Он прошел сквозь безмолвную стражу. Они словно не видели его: глаза их ни на секунду не выпускали людей, сидевших в шлюпке; за ним пошел только мистер Бакстон Абрахам поднялся на нижний мостик.
Два капитана встретились и пожали друг другу руки.
— Поздравляю вас, капитан, — сказал пришедший.
— Благодарю, — ответил Эдвардес. — Пойдемте в мою каюту.
Они вошли туда втроем. В честь гостя капитан Эдвардес достал из буфета бутылку джина. Все трое церемонно выпили.
Затем перешли к делу: подписали ллойдовский договор. Порт назначения Белиз, в Британском Гондурасе. Теперь капитан Эдвардес выглядел достаточно вменяемым, и Абрахам решился спросить:
— Почему вы не пускаете на борт моих людей?
Эдвардес сделался малиновым, шея над воротником у него набухла.
— Никто не поднимется ко мне на борт без моего разрешения.
— Почему? — грубоватым тоном спросил Абрахам. — У вас на борту заразные больные?
— Если я не даю разрешения, ни один человек на свете не смеет спрашивать у меня причин! — выкрикнул Эдвардес, стукнув по столу кулаком.
— Я отвечаю за спасение этого судна и настаиваю, чтобы мои люди находились здесь!
— Ваши люди могут работать на вашем судне, а на моем работать не будут! — сказал капитан Эдвардес.
Абрахам встал.
— Тогда я разорву этот контракт.
— Рвите свой экземпляр, если угодно. Я свой не разорву, и он вами подписан.
Капитан Абрахам был в растерянности, он просто не знал, как поступить.
В конце концов, ведь он отвечает за то, чтобы буксирный трос был закреплен правильно. Его люди — специалисты, они знают свое дело. А эти сумасшедшие пугала — разве на них можно положиться? Кроме того, сердце подсказывало ему, что этим людям нужен сейчас отдых, а не новая работа.

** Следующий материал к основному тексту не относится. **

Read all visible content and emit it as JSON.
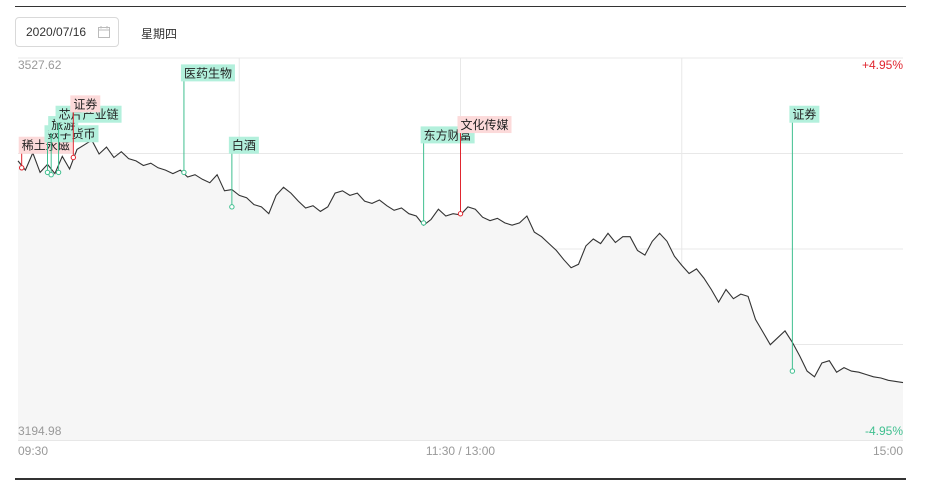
{
  "header": {
    "date_value": "2020/07/16",
    "weekday": "星期四"
  },
  "icons": {
    "date_picker": "calendar-icon"
  },
  "colors": {
    "up": "#e0262f",
    "down": "#3fbf8f",
    "line": "#333333",
    "up_tag_bg": "#fcdada",
    "down_tag_bg": "#b3f0dc",
    "grid": "#e8e8e8"
  },
  "chart_data": {
    "type": "line",
    "y_max_label": "3527.62",
    "y_min_label": "3194.98",
    "ylim": [
      3194.98,
      3527.62
    ],
    "right_top_label": "+4.95%",
    "right_bottom_label": "-4.95%",
    "x_tick_labels": [
      "09:30",
      "11:30 / 13:00",
      "15:00"
    ],
    "xlim": [
      0,
      240
    ],
    "grid": true,
    "series": [
      {
        "x": [
          0,
          2,
          4,
          6,
          8,
          10,
          12,
          14,
          16,
          18,
          20,
          22,
          24,
          26,
          28,
          30,
          32,
          34,
          36,
          38,
          40,
          42,
          44,
          46,
          48,
          50,
          52,
          54,
          56,
          58,
          60,
          62,
          64,
          66,
          68,
          70,
          72,
          74,
          76,
          78,
          80,
          82,
          84,
          86,
          88,
          90,
          92,
          94,
          96,
          98,
          100,
          102,
          104,
          106,
          108,
          110,
          112,
          114,
          116,
          118,
          120,
          122,
          124,
          126,
          128,
          130,
          132,
          134,
          136,
          138,
          140,
          142,
          144,
          146,
          148,
          150,
          152,
          154,
          156,
          158,
          160,
          162,
          164,
          166,
          168,
          170,
          172,
          174,
          176,
          178,
          180,
          182,
          184,
          186,
          188,
          190,
          192,
          194,
          196,
          198,
          200,
          202,
          204,
          206,
          208,
          210,
          212,
          214,
          216,
          218,
          220,
          222,
          224,
          226,
          228,
          230,
          232,
          234,
          236,
          238,
          240
        ],
        "values": [
          3438,
          3430,
          3445,
          3428,
          3435,
          3427,
          3442,
          3431,
          3448,
          3452,
          3456,
          3444,
          3450,
          3441,
          3446,
          3440,
          3438,
          3434,
          3436,
          3432,
          3430,
          3427,
          3430,
          3424,
          3426,
          3422,
          3419,
          3426,
          3412,
          3413,
          3408,
          3406,
          3400,
          3398,
          3392,
          3408,
          3415,
          3410,
          3403,
          3397,
          3399,
          3394,
          3398,
          3410,
          3412,
          3408,
          3410,
          3403,
          3401,
          3404,
          3399,
          3395,
          3397,
          3392,
          3390,
          3382,
          3387,
          3396,
          3390,
          3392,
          3391,
          3398,
          3396,
          3389,
          3386,
          3388,
          3384,
          3382,
          3384,
          3390,
          3376,
          3372,
          3366,
          3360,
          3352,
          3345,
          3348,
          3364,
          3370,
          3366,
          3375,
          3367,
          3372,
          3372,
          3360,
          3356,
          3368,
          3375,
          3368,
          3355,
          3347,
          3340,
          3344,
          3336,
          3326,
          3315,
          3326,
          3318,
          3322,
          3320,
          3300,
          3289,
          3278,
          3284,
          3290,
          3280,
          3268,
          3255,
          3250,
          3262,
          3264,
          3254,
          3258,
          3255,
          3254,
          3252,
          3250,
          3249,
          3247,
          3246,
          3245
        ],
        "color": "#333333"
      }
    ],
    "annotations": [
      {
        "label": "稀土永磁",
        "x": 1,
        "y": 3432,
        "dir": "up",
        "tag_y": 3446
      },
      {
        "label": "数字货币",
        "x": 8,
        "y": 3428,
        "dir": "down",
        "tag_y": 3456
      },
      {
        "label": "旅游",
        "x": 9,
        "y": 3426,
        "dir": "down",
        "tag_y": 3464
      },
      {
        "label": "芯片产业链",
        "x": 11,
        "y": 3428,
        "dir": "down",
        "tag_y": 3473
      },
      {
        "label": "证券",
        "x": 15,
        "y": 3441,
        "dir": "up",
        "tag_y": 3482
      },
      {
        "label": "医药生物",
        "x": 45,
        "y": 3428,
        "dir": "down",
        "tag_y": 3509
      },
      {
        "label": "白酒",
        "x": 58,
        "y": 3398,
        "dir": "down",
        "tag_y": 3446
      },
      {
        "label": "东方财富",
        "x": 110,
        "y": 3384,
        "dir": "down",
        "tag_y": 3455
      },
      {
        "label": "文化传媒",
        "x": 120,
        "y": 3392,
        "dir": "up",
        "tag_y": 3464
      },
      {
        "label": "证券",
        "x": 210,
        "y": 3255,
        "dir": "down",
        "tag_y": 3473
      }
    ]
  }
}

— Капитан Эдвардес, — сказал он, — не думаете ли вы, что если я употреблю своих людей, то это скажется на сумме вознаграждения?
Должно быть, Абрахам попал в точку — что-то мелькнуло в глазах капитана Эдвардеса, и сдавленным голосом он сказал:
— Довожу до вашего сведения, капитан, что со всей необходимой работой на этом судне мои люди справятся сами. Здесь нам помощь посторонних не нужна, благодарю вас. Кем вы считаете моих людей? Пассажирами?
Ситуация была необычная, и холодная логика тут помочь не могла. На этот разгул эмоций ответить можно было только тем же. Капитан Абрахам поднялся, вышел на середину каюты и упал на колени. Он поднял правую руку над головой и придал своему костистому будничному лицу, насколько это было возможно, неземное выражение.
— Капитан, — сказал он, — клянусь Всемогущим Господом, что если мои люди взойдут на борт и закрепят трос, то это не увеличит вознаграждения ни на толику, ни на йоту! И отнюдь не унизит вашу команду! Клянусь Всемогущим Господом, это — обычная практика!
— Хорошо, — сказал капитан Эдвардес со слезами на глазах. — Мистер Бакстон, пропустите их.
В наши дни это зрелище непривычное: чтобы один капитан, в форме, стоял на коленях в каюте другого капитана.
3
Они взяли буксирный трос "Архимеда", обнесли его вокруг одного кнехта широкой петлей и закрепили. Потом перетащили через палубу и такую же петлю закрепили на другом кнехте. Затем громадной стальной скобой соединили толстый манильский трос с обеими петлями, и буксировка началась. Весь пар, какой был на "Архимеде", пустили в рулевую машину. Если буксируемое судно слушается руля, это сильно облегчает дело. В противном случае оно будет рыскать: из-за этого чаще всего и лопается буксирный трос, а бывает, даже переворачивается буксир.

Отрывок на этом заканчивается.